The plaintiff also claims that the panel failed to comply with General Statutes § 31-98, which requires that a written opinion be issued within fifteen days. While the briefs were filed in the present case on December 13, 1990, the award was not issued until May 21, 1992, approximately seventeen months later. As noted by the plaintiff in its memorandum, the hearings lasted only three days and there were only eighteen exhibits. While our Supreme Court has stated that the fifteen day requirement is only directory and not mandatory; International Brotherhood of Teamsters v. Shapiro, 138 Conn. 57, 67, 82 A.2d 345 (1951); seventeen months is clearly far beyond fifteen days. It cannot be deemed reasonable under any of the circumstances of the present case. The defendant’s proposition that the plaintiff “did not seek a time line” and, therefore, “should be estopped from asserting the award is untimely” simply does not hold up where there is a delay as long as the one in the present case. As noted earlier, the arbitration process is favored, in part, because it promotes a prompt and equitable settlement of disputes. United Steelworkers v. Enterprise Corp., 363 U.S. 593, 596, 80 S. Ct. 1358, 4 L. Ed. 2d 1424 (1960); Wolf v. Gould, supra, 10 Conn. App. 296. No party should have to seek a “time limitation” to receive a decision within a reasonable time.

The plaintiff has argued additionally that the award should also be vacated on substantive grounds; namely, that the plaintiff was entitled to determine what type of disciplinary action should be imposed. As a result of the court’s conclusion that the award should be vacated, it need not address this issue.

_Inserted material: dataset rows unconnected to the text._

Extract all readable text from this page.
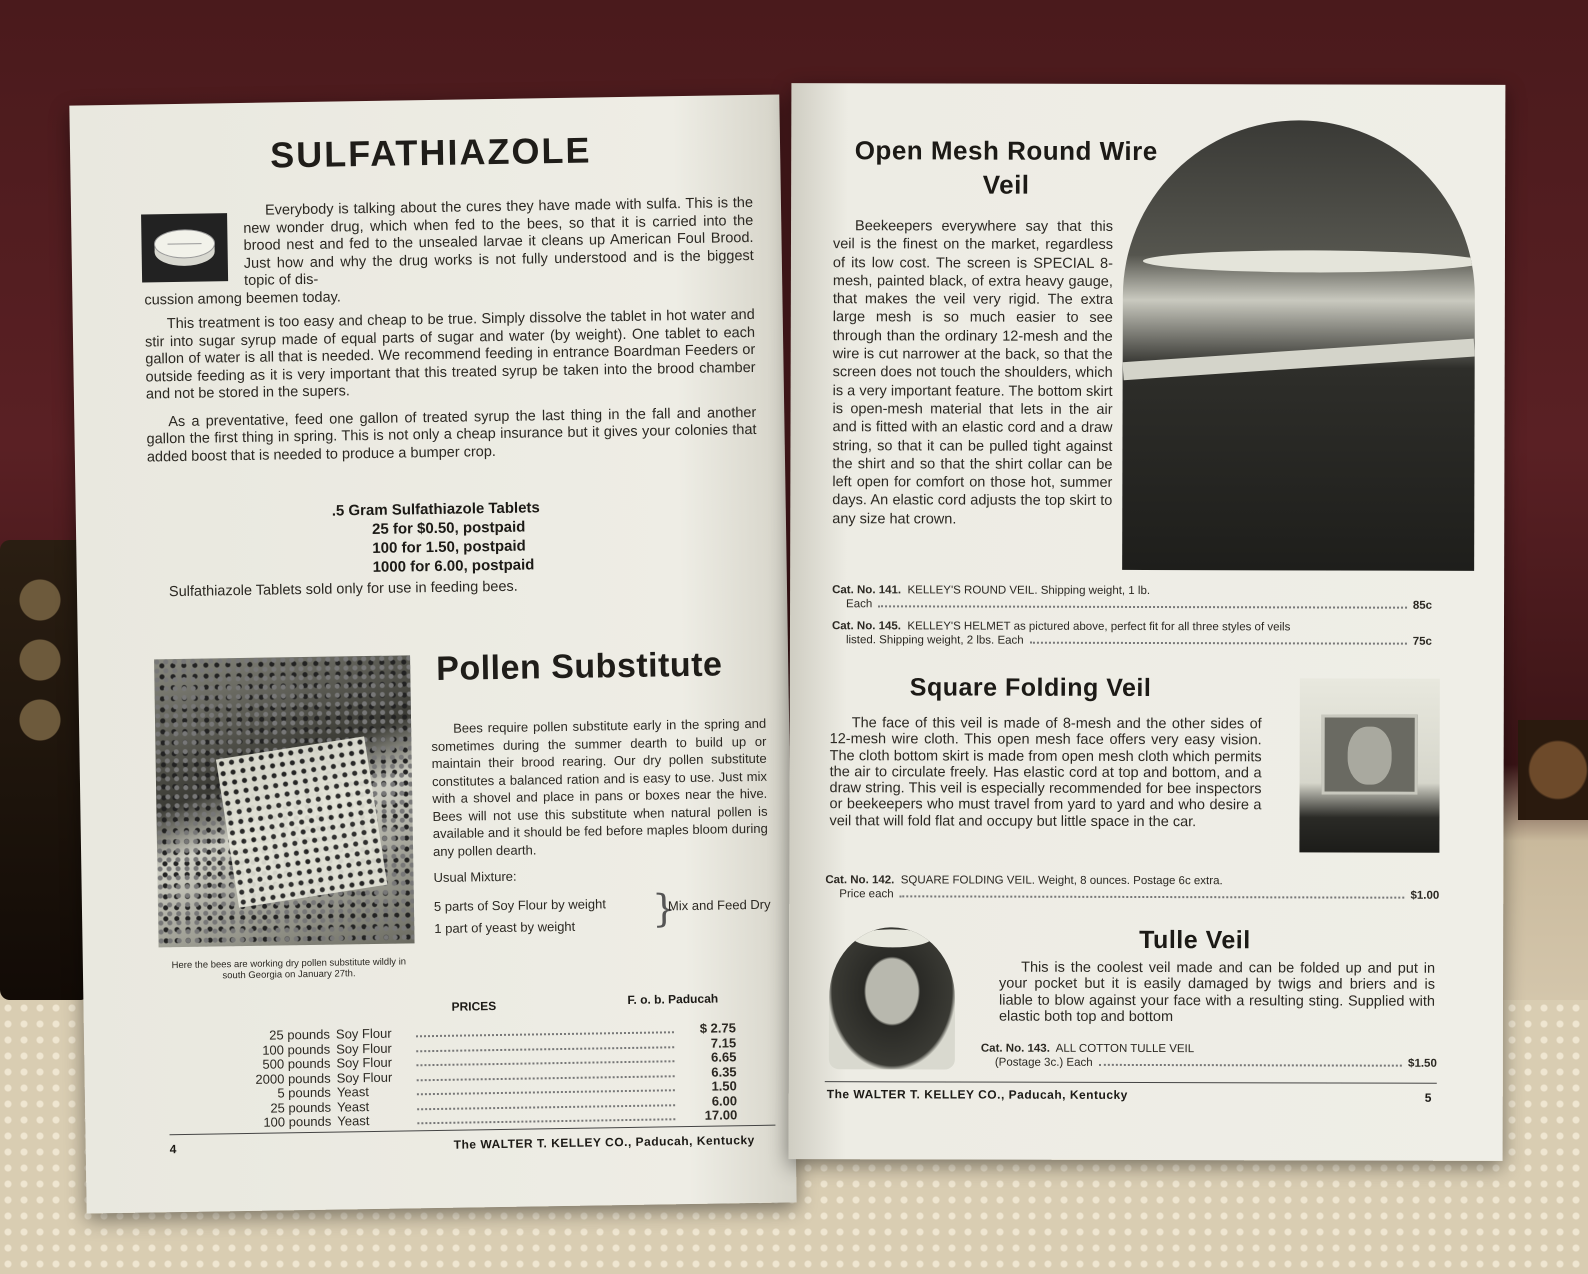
SULFATHIAZOLE

Everybody is talking about the cures they have made with sulfa. This is the new wonder drug, which when fed to the bees, so that it is carried into the brood nest and fed to the unsealed larvae it cleans up American Foul Brood. Just how and why the drug works is not fully understood and is the biggest topic of dis-

cussion among beemen today.

This treatment is too easy and cheap to be true. Simply dissolve the tablet in hot water and stir into sugar syrup made of equal parts of sugar and water (by weight). One tablet to each gallon of water is all that is needed. We recommend feeding in entrance Boardman Feeders or outside feeding as it is very important that this treated syrup be taken into the brood chamber and not be stored in the supers.

As a preventative, feed one gallon of treated syrup the last thing in the fall and another gallon the first thing in spring. This is not only a cheap insurance but it gives your colonies that added boost that is needed to produce a bumper crop.

.5 Gram Sulfathiazole Tablets
25 for $0.50, postpaid
100 for 1.50, postpaid
1000 for 6.00, postpaid
Sulfathiazole Tablets sold only for use in feeding bees.
Here the bees are working dry pollen substitute wildly in south Georgia on January 27th.
Pollen Substitute

Bees require pollen substitute early in the spring and sometimes during the summer dearth to build up or maintain their brood rearing. Our dry pollen substitute constitutes a balanced ration and is easy to use. Just mix with a shovel and place in pans or boxes near the hive. Bees will not use this substitute when natural pollen is available and it should be fed before maples bloom during any pollen dearth.

Usual Mixture:
5 parts of Soy Flour by weight
1 part of yeast by weight	}
Mix and Feed Dry
PRICES	F. o. b. Paducah
25 pounds Soy Flour	$ 2.75
100 pounds Soy Flour	7.15
500 pounds Soy Flour	6.65
2000 pounds Soy Flour	6.35
5 pounds Yeast	1.50
25 pounds Yeast	6.00
100 pounds Yeast	17.00
4	The WALTER T. KELLEY CO., Paducah, Kentucky
Open Mesh Round Wire
Veil

Beekeepers everywhere say that this veil is the finest on the market, regardless of its low cost. The screen is SPECIAL 8-mesh, painted black, of extra heavy gauge, that makes the veil very rigid. The extra large mesh is so much easier to see through than the ordinary 12-mesh and the wire is cut narrower at the back, so that the screen does not touch the shoulders, which is a very important feature. The bottom skirt is open-mesh material that lets in the air and is fitted with an elastic cord and a draw string, so that it can be pulled tight against the shirt and so that the shirt collar can be left open for comfort on those hot, summer days. An elastic cord adjusts the top skirt to any size hat crown.

Cat. No. 141. KELLEY'S ROUND VEIL. Shipping weight, 1 lb.
Each	85c
Cat. No. 145. KELLEY'S HELMET as pictured above, perfect fit for all three styles of veils
listed. Shipping weight, 2 lbs. Each	75c
Square Folding Veil

The face of this veil is made of 8-mesh and the other sides of 12-mesh wire cloth. This open mesh face offers very easy vision. The cloth bottom skirt is made from open mesh cloth which permits the air to circulate freely. Has elastic cord at top and bottom, and a draw string. This veil is especially recommended for bee inspectors or beekeepers who must travel from yard to yard and who desire a veil that will fold flat and occupy but little space in the car.

Cat. No. 142. SQUARE FOLDING VEIL. Weight, 8 ounces. Postage 6c extra.
Price each	$1.00
Tulle Veil

This is the coolest veil made and can be folded up and put in your pocket but it is easily damaged by twigs and briers and is liable to blow against your face with a resulting sting. Supplied with elastic both top and bottom

Cat. No. 143. ALL COTTON TULLE VEIL
(Postage 3c.) Each	$1.50
The WALTER T. KELLEY CO., Paducah, Kentucky	5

This court concludes that the arbitral process has violated both the letter and spirit of the board’s regulations. These deviations can certainly be deemed to fall within “other action[s] by which the rights of any party have been prejudiced”; General Statutes § 52-418 (a) (3) ; and constitute such an imperfect exercise of power “that a mutual, final and definite award upon the subject matter was not made.” General Statutes § 52-418 (a) (4) . All parties are entitled to have their matter heard and decided by all members of a designated panel. Additionally, they are entitled to have a decision within the statutory time, or, at least, a reasonable time. Anything less does not conform with our laws. For the reasons set forth above, therefore, the award is vacated. 
      
       Judges of the Superior Court are, of course, required to render a decision within four months of the completion of a trial. General Statutes § 51-183b and Practice Book § 211A require Superior Court judges and judge trial referees to render a decision on short calendar matters within 120 days from the date of submission.
     
      
       In AFSCME v. New Britain, 206 Conn. 465, 468, 538 A.2d 1022 (1988), our Supreme Court declined to rule on the timeliness of an arbitration award finding that the appellant waived the issue by failing to raise it prior to the issuance of the award. Such is not the case here as the affidavits of both H. Maria Cone, former deputy corporation counsel of the city of Hartford, and Serino, director, state board of mediation and arbitration, indicate.